EVEN THOUGH Sen. Timothy R. Ferguson has held public office for more than a year, he seems woefully uninformed about basic rules of conduct as a state legislator. His latest mishap involving collecting campaign contributions during the General Assembly session can't be dismissed as mere ignorance of procedures, as he would like.
The rule in Annapolis is clear: No fund-raisers are to be held and no tickets for future fund-raisers are to be sold while the legislature is in session. Concerned with the appearance of propriety, legislative leaders instituted that prohibition in 1988. They wanted to eliminate the perception that legislators could be bought during the session.
Other legislators -- including other freshmen -- have not found the rule hard to follow. They have found that they do quiet well collecting on the 250 other days available for soliciting campaign contributions.
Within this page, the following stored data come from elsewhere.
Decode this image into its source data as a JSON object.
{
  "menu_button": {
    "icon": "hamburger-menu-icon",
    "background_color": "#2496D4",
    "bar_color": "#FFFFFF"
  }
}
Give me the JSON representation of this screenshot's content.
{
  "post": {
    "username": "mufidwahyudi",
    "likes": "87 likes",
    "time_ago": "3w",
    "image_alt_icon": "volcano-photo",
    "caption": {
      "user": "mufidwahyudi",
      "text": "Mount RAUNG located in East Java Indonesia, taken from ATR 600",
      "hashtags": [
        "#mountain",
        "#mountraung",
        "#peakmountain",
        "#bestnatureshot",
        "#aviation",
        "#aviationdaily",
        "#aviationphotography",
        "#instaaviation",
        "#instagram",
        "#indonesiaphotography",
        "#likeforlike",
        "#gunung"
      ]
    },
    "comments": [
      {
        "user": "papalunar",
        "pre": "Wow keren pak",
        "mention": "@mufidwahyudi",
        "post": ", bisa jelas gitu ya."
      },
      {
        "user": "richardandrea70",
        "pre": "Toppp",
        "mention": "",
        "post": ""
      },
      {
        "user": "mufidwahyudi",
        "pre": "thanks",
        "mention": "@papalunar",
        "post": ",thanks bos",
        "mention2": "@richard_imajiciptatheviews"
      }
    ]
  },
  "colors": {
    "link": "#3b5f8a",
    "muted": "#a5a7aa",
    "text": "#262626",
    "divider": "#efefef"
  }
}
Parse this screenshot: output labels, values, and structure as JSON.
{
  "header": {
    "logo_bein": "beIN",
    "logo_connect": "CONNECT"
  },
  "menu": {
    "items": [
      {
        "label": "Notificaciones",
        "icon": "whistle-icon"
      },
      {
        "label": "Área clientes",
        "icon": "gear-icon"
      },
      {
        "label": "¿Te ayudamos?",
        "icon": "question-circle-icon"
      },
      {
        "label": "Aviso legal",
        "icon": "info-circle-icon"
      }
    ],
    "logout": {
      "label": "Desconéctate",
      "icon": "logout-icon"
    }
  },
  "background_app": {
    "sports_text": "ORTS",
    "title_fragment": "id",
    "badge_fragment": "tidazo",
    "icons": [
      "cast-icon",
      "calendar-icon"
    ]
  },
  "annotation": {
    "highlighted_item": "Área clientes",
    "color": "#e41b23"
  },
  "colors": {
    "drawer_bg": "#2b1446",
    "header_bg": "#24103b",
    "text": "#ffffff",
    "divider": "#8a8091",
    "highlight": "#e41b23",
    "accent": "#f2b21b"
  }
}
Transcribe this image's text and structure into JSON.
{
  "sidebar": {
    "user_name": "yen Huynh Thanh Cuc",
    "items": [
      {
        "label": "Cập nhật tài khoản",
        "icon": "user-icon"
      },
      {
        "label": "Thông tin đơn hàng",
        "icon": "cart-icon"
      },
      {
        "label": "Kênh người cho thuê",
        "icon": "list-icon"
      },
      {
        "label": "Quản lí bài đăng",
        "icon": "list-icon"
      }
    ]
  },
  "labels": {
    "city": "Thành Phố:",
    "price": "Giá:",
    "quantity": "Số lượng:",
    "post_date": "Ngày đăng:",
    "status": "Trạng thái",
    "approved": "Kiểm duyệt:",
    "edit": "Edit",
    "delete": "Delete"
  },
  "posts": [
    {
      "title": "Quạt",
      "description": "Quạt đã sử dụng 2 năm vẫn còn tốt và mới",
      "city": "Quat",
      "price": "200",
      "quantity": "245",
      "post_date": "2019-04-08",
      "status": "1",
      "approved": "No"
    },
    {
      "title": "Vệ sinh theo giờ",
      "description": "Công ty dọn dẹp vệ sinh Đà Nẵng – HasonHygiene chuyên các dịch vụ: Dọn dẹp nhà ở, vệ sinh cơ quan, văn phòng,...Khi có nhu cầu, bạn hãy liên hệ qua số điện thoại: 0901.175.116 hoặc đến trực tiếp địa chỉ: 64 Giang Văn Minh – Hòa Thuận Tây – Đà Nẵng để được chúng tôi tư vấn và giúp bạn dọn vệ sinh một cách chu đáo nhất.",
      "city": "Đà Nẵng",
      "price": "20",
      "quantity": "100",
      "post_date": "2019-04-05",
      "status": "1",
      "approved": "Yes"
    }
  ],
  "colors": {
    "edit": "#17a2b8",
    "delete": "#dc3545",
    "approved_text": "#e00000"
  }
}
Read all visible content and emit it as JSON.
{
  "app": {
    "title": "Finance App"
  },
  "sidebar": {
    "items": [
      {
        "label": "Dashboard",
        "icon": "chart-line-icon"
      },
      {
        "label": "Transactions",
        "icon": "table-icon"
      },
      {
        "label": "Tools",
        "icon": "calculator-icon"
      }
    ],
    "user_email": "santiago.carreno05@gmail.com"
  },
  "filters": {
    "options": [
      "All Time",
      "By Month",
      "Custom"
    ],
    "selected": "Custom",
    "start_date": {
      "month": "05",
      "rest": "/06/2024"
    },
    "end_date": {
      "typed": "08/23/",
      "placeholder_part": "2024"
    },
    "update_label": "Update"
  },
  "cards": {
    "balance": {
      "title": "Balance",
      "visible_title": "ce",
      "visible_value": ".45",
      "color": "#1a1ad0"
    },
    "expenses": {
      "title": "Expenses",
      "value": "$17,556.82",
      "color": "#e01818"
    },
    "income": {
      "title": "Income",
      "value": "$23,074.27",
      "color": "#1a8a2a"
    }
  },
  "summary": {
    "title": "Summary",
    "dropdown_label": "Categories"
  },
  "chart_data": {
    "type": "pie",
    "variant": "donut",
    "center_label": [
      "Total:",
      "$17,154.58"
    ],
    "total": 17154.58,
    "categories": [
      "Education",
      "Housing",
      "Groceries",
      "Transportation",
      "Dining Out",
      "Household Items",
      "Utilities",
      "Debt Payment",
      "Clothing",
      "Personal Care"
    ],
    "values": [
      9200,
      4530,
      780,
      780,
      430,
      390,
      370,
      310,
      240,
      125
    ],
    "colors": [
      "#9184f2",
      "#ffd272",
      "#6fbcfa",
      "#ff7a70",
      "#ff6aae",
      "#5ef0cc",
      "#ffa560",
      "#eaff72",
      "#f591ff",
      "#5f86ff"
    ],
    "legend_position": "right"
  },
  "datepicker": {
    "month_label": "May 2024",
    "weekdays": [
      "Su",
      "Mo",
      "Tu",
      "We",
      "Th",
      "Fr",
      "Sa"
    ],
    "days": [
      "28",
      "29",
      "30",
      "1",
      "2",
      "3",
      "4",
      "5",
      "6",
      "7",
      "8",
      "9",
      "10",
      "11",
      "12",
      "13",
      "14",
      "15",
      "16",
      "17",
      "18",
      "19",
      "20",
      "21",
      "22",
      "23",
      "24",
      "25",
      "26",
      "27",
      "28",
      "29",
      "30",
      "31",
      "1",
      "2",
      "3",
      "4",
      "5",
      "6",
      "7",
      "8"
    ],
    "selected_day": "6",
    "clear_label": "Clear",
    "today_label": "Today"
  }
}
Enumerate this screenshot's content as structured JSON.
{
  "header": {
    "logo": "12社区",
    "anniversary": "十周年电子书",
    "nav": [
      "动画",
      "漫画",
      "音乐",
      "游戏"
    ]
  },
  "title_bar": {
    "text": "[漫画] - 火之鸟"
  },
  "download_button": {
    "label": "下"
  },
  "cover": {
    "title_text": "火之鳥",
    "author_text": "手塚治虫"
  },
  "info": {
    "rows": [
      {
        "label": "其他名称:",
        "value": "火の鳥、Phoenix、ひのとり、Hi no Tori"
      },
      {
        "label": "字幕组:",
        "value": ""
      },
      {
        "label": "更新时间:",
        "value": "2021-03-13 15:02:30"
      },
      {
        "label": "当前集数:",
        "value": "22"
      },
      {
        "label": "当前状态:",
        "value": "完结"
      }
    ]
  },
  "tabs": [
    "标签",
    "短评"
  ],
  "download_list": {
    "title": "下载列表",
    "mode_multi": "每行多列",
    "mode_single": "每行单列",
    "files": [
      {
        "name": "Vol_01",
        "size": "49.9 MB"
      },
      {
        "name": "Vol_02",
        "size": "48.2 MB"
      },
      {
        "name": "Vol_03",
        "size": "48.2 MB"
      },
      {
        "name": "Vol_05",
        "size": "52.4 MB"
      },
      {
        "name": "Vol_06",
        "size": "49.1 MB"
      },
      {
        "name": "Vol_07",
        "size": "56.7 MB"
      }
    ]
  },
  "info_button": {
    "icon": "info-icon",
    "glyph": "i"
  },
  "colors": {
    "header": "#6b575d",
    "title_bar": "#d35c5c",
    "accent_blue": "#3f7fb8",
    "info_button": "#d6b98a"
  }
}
Presumably, Mr. Ferguson, whose district straddles the Carroll-Frederick line, has a copy of the "ethics guide" distributed to all members of the legislature. Guidelines dealing with the soliciting and collecting of contributions are covered on page 10. If Mr. Ferguson was too preoccupied to read the text cover to cover, he could have perused the half-page memo on the same matter that Senate President Thomas V. Mike Miller and House Speaker Casper R. Taylor Jr. jointly issued on Jan. 10, 1995.
Taking Mr. Ferguson at his word that the solicitations were sent out in late December, the fact remains that his campaign organization would have more than likely received these contributions during the legislative session that began in mid-January. If it is not acceptable to ask for contributions during the session, common sense would dictate that it is even less acceptable to receive them. Nonetheless, Mr. Ferguson accepted $828 during the 1995 session and so far taken in $340 this session.
Instead of waiting for instructions from the Joint Committee on Legislative Ethics on what to do, Mr. Ferguson should show some initiative and return all the contributions he collected. For a legislator who professes to "walk the straight and narrow," keeping the money leaves the impression that Mr. Ferguson says one thing and does another.